Chapter 5 – The Darkest Moment

November 7th in Doak Campbell Stadium was the scene for the Florida State/Virginia game. Weinke’s check-off at the line to a deep pass play resulted in a touchdown, and euphoria in the FSU coach’s booth late in the first quarter. “Guys, he’s got it,” proclaimed offensive coordinator Mark Richt who watched his pupil perfectly execute what he learned in the film room earlier in the week. The mood would turn so quickly. The hit that sent Weinke into the locker room listing like a great ship taking on water really did not look that serious. It would be.
In a gut wrenching press conference, Weinke gingerly walked into a room at the Moore Center packed with reporters – a brace supporting his crippled neck. His disappointment somewhat shielded by a cap pulled tight around his eyes. Weinke broke down when he talked of missing the rest of the season. Veteran reporters choked back their own emotion as the very symbol of strength became a young man facing uncertainity.
Six months of grueling rehabilitation followed the injury. The whole process started with Weinke listening to his mother ask that her son never put his neck in jeopardy again. Don’t play she asked, but that was not an option for Weinke. He moved from lifting a tennis ball, to throwing the tennis ball, to finally passing the football again, just before preseason practice started last year.

Chapter 6 – A Perfect Return

When Chris Weinke trotted onto the field in late August to play Louisiana Tech (instead of Auburn I’ll be quick to point out) it marked the end of a very long road. But that was in the past and he was right where he wanted to be – at the controls of FSU’s offense. The 1999 season is perhaps the finest in college football history.

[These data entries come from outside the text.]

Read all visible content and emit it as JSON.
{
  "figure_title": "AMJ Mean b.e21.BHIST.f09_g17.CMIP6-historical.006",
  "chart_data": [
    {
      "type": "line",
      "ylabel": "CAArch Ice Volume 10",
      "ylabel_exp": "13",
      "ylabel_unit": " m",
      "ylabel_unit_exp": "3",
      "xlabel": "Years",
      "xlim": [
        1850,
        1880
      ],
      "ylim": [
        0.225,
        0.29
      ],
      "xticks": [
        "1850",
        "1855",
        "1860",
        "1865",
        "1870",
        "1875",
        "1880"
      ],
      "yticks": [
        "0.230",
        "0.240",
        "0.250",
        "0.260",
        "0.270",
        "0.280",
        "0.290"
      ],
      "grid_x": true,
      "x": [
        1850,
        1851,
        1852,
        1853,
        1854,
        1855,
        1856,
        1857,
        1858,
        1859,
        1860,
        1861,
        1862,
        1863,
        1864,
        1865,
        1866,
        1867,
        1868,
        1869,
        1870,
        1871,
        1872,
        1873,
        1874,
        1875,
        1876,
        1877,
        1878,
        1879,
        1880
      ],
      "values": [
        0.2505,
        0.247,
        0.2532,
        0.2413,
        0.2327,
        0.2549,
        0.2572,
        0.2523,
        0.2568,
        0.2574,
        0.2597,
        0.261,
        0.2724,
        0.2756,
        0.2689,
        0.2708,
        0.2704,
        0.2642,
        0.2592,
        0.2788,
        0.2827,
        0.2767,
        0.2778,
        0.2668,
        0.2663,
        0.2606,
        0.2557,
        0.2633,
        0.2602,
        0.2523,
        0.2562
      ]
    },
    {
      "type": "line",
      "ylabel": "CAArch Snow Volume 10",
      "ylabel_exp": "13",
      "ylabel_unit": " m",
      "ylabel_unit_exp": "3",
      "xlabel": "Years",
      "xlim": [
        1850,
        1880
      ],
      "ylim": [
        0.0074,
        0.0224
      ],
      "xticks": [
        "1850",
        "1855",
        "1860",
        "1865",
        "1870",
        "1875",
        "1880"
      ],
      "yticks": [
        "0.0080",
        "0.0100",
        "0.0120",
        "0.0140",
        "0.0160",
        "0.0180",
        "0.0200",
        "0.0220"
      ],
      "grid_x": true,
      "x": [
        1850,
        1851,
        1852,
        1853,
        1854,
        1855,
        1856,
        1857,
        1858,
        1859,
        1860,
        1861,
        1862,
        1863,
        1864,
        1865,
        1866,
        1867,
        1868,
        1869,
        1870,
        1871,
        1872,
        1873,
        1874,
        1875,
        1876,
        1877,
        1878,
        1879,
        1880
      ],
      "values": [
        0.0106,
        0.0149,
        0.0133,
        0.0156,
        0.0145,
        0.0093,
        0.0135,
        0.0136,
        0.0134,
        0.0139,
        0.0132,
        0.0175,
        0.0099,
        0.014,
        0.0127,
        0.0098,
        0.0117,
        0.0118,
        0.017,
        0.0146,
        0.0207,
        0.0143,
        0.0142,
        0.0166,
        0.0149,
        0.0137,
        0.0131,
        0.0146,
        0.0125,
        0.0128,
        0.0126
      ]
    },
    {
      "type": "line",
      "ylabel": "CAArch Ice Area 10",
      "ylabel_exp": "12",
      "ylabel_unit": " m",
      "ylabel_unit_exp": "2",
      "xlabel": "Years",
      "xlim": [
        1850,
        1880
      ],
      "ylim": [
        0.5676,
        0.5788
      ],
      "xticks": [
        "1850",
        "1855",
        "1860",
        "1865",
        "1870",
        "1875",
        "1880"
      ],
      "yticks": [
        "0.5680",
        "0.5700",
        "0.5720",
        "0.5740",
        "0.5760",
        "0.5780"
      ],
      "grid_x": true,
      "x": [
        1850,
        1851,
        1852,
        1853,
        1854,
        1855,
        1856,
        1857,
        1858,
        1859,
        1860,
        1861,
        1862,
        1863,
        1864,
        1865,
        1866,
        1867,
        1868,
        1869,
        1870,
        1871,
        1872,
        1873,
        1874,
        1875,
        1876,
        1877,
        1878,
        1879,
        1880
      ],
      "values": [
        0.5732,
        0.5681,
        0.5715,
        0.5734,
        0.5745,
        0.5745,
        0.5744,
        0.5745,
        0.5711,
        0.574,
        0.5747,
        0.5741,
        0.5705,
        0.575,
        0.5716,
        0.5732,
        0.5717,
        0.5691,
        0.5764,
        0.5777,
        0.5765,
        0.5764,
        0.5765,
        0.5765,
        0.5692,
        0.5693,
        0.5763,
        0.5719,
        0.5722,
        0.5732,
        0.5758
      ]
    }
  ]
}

Weinke and a number of great seniors, led the Seminoles to a 12-0 record and the nation’s first-ever wire-to-wire run as the Associated Press No. 1 ranked team.
Along the way to the perfect season, Weinke put up a statistic that I still think is one of the best you could find. He was 42-of-54 (77.8%) for 461 yards and led FSU to seven touchdowns and two field goals in drives following opponents scores that tied the game or put FSU behind. In other words, he brought us back every time including the national title game against Virginia Tech.
Weinke had led the Tribe to the coveted national title and then faced another big decision.

Chapter 7 – The Decision Part II

In a moment dripping with irony, the media gathered in the same Moore Athletic Center room that they had gathered in just over a year before for a Chris Weinke press conference. The mood was almostly equally tense, but without the sorrow which surrounded the previous one. Chris had decided to announce whether he would stay at FSU or declare himself eligible for the NFL draft. With a well polished technique of playing with the media, Weinke went on a 15-minute discussion of his thought process before asking Coach Richt if it would be alright if he came back to try and win another national championship. FSU had been blessed. Peter Warrick made the same call the year before, Andre Wadsworth before him, Warrick Dunn before him, and so on (thank goodness).

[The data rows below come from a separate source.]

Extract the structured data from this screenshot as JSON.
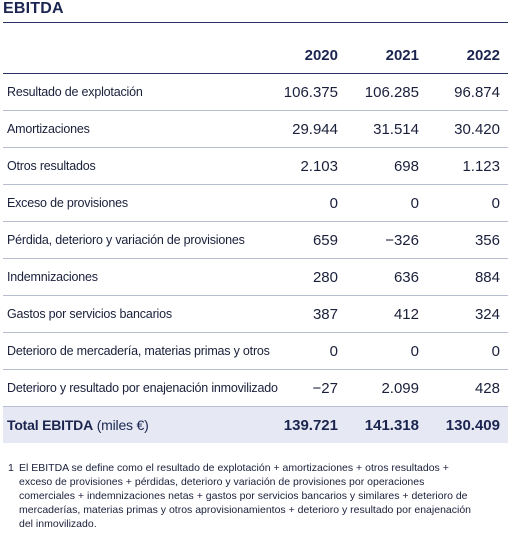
{
  "title": "EBITDA",
  "years": [
    "2020",
    "2021",
    "2022"
  ],
  "rows": [
    {
      "label": "Resultado de explotación",
      "values": [
        "106.375",
        "106.285",
        "96.874"
      ]
    },
    {
      "label": "Amortizaciones",
      "values": [
        "29.944",
        "31.514",
        "30.420"
      ]
    },
    {
      "label": "Otros resultados",
      "values": [
        "2.103",
        "698",
        "1.123"
      ]
    },
    {
      "label": "Exceso de provisiones",
      "values": [
        "0",
        "0",
        "0"
      ]
    },
    {
      "label": "Pérdida, deterioro y variación de provisiones",
      "values": [
        "659",
        "−326",
        "356"
      ]
    },
    {
      "label": "Indemnizaciones",
      "values": [
        "280",
        "636",
        "884"
      ]
    },
    {
      "label": "Gastos por servicios bancarios",
      "values": [
        "387",
        "412",
        "324"
      ]
    },
    {
      "label": "Deterioro de mercadería, materias primas y otros",
      "values": [
        "0",
        "0",
        "0"
      ]
    },
    {
      "label": "Deterioro y resultado por enajenación inmovilizado",
      "values": [
        "−27",
        "2.099",
        "428"
      ]
    }
  ],
  "total": {
    "label": "Total EBITDA",
    "unit": "(miles €)",
    "values": [
      "139.721",
      "141.318",
      "130.409"
    ]
  },
  "footnote": {
    "marker": "1",
    "text": "El EBITDA se define como el resultado de explotación + amortizaciones + otros resultados + exceso de provisiones + pérdidas, deterioro y variación de provisiones por operaciones comerciales + indemnizaciones netas + gastos por servicios bancarios y similares + deterioro de mercaderías, materias primas y otros aprovisionamientos + deterioro y resultado por enajenación del inmovilizado."
  }
}
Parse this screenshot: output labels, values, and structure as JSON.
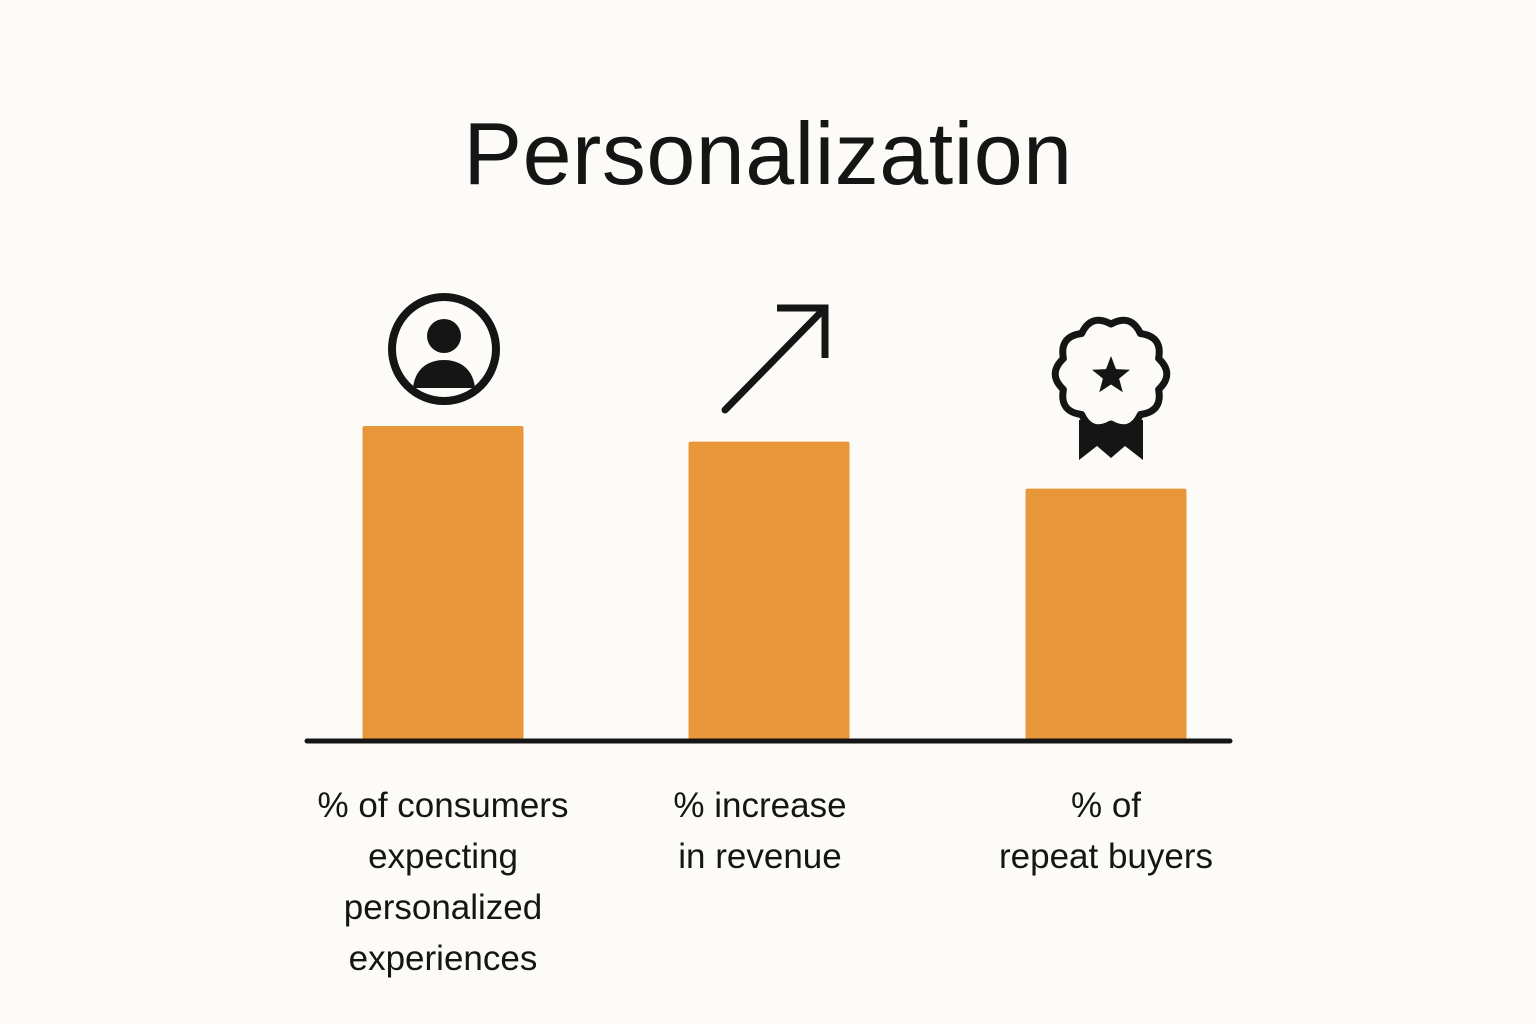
{
  "chart_data": {
    "type": "bar",
    "title": "Personalization",
    "categories": [
      "% of consumers\nexpecting\npersonalized\nexperiences",
      "% increase\nin revenue",
      "% of\nrepeat buyers"
    ],
    "values": [
      100,
      95,
      80
    ],
    "ylim": [
      0,
      100
    ],
    "xlabel": "",
    "ylabel": "",
    "grid": false,
    "legend": "none",
    "bar_color": "#e8963a",
    "axis_color": "#151515",
    "icons": [
      "user-icon",
      "trend-up-arrow-icon",
      "award-badge-icon"
    ]
  }
}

Chapter 8 — The Final Chapter

No one knows how the final chapter of Chris Weinke’s career at Florida State will be written. We do know this. Already this season he has battled through a very painful foot injury that allowed him to participate in a full practice for the first time in five weeks against Clemson. We know that he has completely re-written the FSU record books and has become the first three-year starting quarterback ever for Coach Bowden at FSU. We know that he has positioned his team to have a chance at playing for a third national title. And we know that he has already secured the college degree that he set in his sights in the on deck circle of a minor league baseball park.

His story reads like a good novel and most FSU fans believe that he is intent on putting a happing ending to it. But I sometimes wonder if any of us appreciate just what he has gone through to give us a good read.